One of the most challenging parts of investing is analyzing which companies will perform the best in individual sectors over the long term. Unfortunately, it is almost impossible to predict today the companies that will succeed in any particular hot new growth sector over the next 20 years. When it comes to tech, there will typically be just a few long-term stocks that will survive the initial bubble bursting, while the rest will never recover from the hype and crash.
The constant of change
The business world is constantly changing and developing, and companies must try and stay on top to maintain their market positions. This is much harder than it appears. Staying on top requires lots of capital spending and, to a certain degree, luck. There is no telling if another business will be able to come along and develop a technology the former incumbents have not yet discovered.
This is the issue the automotive industry has been grappling with for the past decade. Electric vehicles have taken the automotive industry by storm, and a whole range of new businesses have emerged to try and capitalize on the growing demand for electric vehicles. This change has left legacy companies in the dust after they once scorned EVs as fantasy.
Companies like General Motors (GM, Financial) have had to rush to develop new models to meet the EV threat head on. While the legacy businesses are in a better position to take on the new challengers with their global footprints, international distribution networks and manufacturing experience, they have a lot of catching up to do in this fast-paced market in terms of technological innovations.
Now, I am not going to speculate on which electric vehicle manufacturers will be able to ride to the top of the industry over the next decade. Instead, I want to use the current state of the industry as a case study to investors showing just how difficult it is to try and pick winners in any emerging sector or industry.

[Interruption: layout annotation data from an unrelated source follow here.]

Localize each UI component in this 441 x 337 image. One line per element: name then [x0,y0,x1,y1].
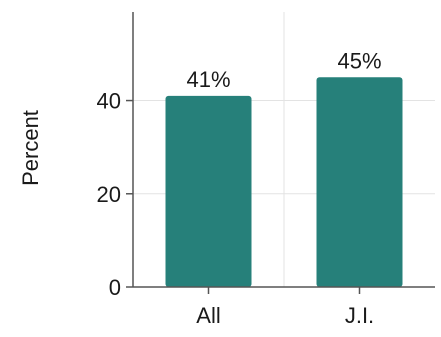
y-axis-label: Percent [18,110,43,186]
x-tick-label: All [196,303,220,328]
bar-all [165,95,252,287]
axes [132,12,435,288]
y-tick-label: 0 [109,275,121,300]
data-label: 41% [186,67,230,92]
x-tick-label: J.I. [345,303,374,328]
y-ticks: 0 20 40 [97,89,133,300]
bar-j-i [316,77,403,287]
y-tick-label: 20 [97,182,121,207]
bars [165,77,403,287]
data-labels: 41% 45% [186,48,381,92]
data-label: 45% [337,48,381,73]
x-ticks: All J.I. [196,287,374,328]
y-tick-label: 40 [97,89,121,114]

Year-to-date, some of the most promising electric vehicle startups have seen their valuations plunge. Tesla (TSLA, Financial) is down around 44%, while its newer peers, NIO (NIO, Financial), Rivian (RIVN, Financial) and Lucid (LCID, Financial), have lost as much as 70% of their value in the space of the last nine-and-a-half months.
This performance is not reflective of the broader electric vehicle market. Global e-commerce electric vehicle sales now make up around 11% of the market after increasing 60% in August alone. The market for electric vehicles is booming, suggesting sales and profits at the sector's most important constituents should be benefiting from this tailwind.

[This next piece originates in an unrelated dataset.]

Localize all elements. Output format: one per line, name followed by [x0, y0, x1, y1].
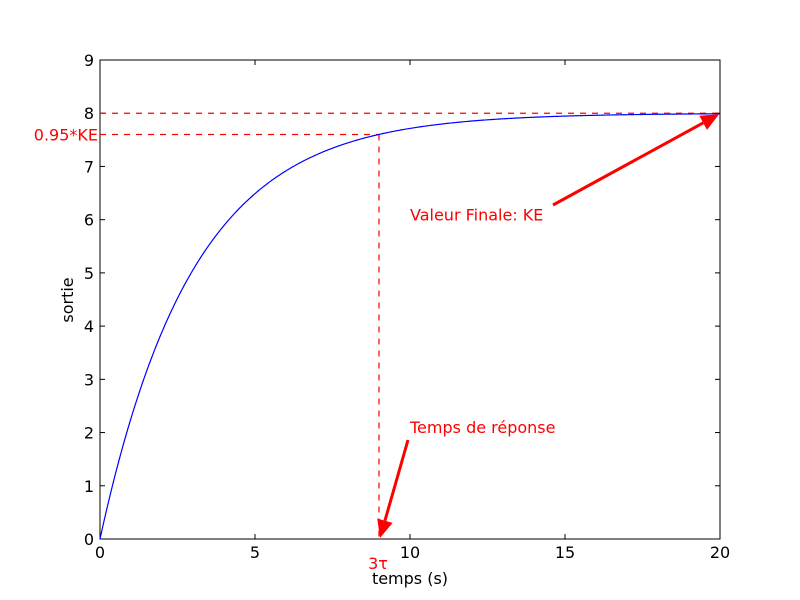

Clearly, the EV stock bubble has burst even as the industry itself is kicking into high gear.
Lessons from the EV bubble
First of all, it is becoming increasingly clear that many high-profile technology companies, and companies that appeared to be at the cutting edge of the renewable energy revolution last year, have quickly fallen out of favor with investors in 2022. As the investment environment has changed, the market has lost its love of these high-profile growth stocks and is unwilling to fund their growing losses.

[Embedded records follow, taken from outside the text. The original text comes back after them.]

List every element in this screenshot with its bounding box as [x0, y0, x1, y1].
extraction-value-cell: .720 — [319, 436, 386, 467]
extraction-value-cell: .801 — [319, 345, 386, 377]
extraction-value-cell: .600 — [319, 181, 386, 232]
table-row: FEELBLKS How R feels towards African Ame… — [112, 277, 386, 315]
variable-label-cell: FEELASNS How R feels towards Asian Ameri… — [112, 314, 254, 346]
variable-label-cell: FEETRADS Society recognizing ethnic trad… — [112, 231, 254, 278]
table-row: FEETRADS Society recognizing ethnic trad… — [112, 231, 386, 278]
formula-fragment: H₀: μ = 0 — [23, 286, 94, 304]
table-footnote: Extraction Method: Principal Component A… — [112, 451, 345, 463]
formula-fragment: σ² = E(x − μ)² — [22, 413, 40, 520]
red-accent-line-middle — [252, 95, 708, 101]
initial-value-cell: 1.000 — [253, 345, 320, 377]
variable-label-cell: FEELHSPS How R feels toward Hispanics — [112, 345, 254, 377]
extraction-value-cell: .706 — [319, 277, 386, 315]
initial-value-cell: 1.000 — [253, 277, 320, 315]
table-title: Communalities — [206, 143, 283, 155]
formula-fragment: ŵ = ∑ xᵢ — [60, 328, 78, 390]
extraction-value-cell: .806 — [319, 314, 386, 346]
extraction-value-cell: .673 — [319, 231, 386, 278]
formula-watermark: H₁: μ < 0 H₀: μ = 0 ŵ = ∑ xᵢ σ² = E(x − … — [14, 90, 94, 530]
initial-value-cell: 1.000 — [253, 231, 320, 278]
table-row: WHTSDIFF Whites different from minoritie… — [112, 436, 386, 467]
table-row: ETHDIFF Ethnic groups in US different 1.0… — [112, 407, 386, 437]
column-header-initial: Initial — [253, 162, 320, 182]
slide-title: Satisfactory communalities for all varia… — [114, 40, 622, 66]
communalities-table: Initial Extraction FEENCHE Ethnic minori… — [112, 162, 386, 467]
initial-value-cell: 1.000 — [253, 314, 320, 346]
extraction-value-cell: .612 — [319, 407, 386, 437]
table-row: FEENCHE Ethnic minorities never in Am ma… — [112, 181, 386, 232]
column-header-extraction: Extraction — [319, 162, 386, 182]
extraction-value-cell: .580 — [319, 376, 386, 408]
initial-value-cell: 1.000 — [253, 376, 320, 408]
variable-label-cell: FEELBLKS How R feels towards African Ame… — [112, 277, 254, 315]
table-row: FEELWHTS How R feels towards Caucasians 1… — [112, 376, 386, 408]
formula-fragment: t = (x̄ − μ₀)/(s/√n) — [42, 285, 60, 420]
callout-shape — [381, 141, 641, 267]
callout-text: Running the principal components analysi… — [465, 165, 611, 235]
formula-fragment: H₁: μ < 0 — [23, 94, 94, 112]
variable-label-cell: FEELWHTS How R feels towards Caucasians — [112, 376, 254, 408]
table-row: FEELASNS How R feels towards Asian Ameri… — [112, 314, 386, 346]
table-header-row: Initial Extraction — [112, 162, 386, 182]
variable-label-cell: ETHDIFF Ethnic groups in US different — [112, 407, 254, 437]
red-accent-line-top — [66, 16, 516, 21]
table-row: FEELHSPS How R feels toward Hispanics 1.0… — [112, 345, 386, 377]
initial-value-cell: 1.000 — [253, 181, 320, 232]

That is one of the reasons why these stocks have been struggling in 2022. Another reason is the fact that incumbent automotive giants have started to catch up with EV-only startups. Tesla remains the world's most prominent electric vehicle manufacturer, but incumbents such as Volkswagen (XTER:VOW3, Financial), Ford (F, Financial) and General Motors are rapidly catching up.
And when I say rapidly, I do mean rapidly. In the past couple of years, these companies have gone from being behind the curve to having some of the best-selling electric vehicles in the world. As it turns out, the disruptors in this particular industry didn't have as much of a moat as many investors originally thought.
Competitive factors
The key lesson here is the importance of understanding competitive factors in the market. The automotive market has always been highly competitive, and it will always remain so. For most individuals, a car is a commodity where price and usability matter more than anything else. Most car buyers do not care whether or not they are acquiring a Tesla or a Volkswagen as long as it meets their needs.
Warren Buffett (Trades, Portfolio) tried to highlight the competitive nature of the automotive industry at the 2021 Berkshire Hathaway (BRK.A, Financial) (BRK.B, Financial) annual shareholder meeting.
The Oracle of Omaha pointed out that in the early 1900s, the future for the automotive industry in the United States seemed bright. Over time, 2,000 companies entered the business, but only three major players have survived. Picking out those three companies in the 1900s that have survived to this day would have been virtually impossible.
Investors face exactly the same challenge today. Trying to pick the companies in the electric vehicle space that will grow and prosper over the next couple of decades is almost impossible.
As we have seen with the history of the automotive industry, most of these businesses will struggle and will not be great investments. The companies that turn out to be the best investments may not even be alive today. These are the cutting-edge leaders in their space, and they will make mistakes. There's always going to be room for a late starter to come in and grab market share where they have gone wrong.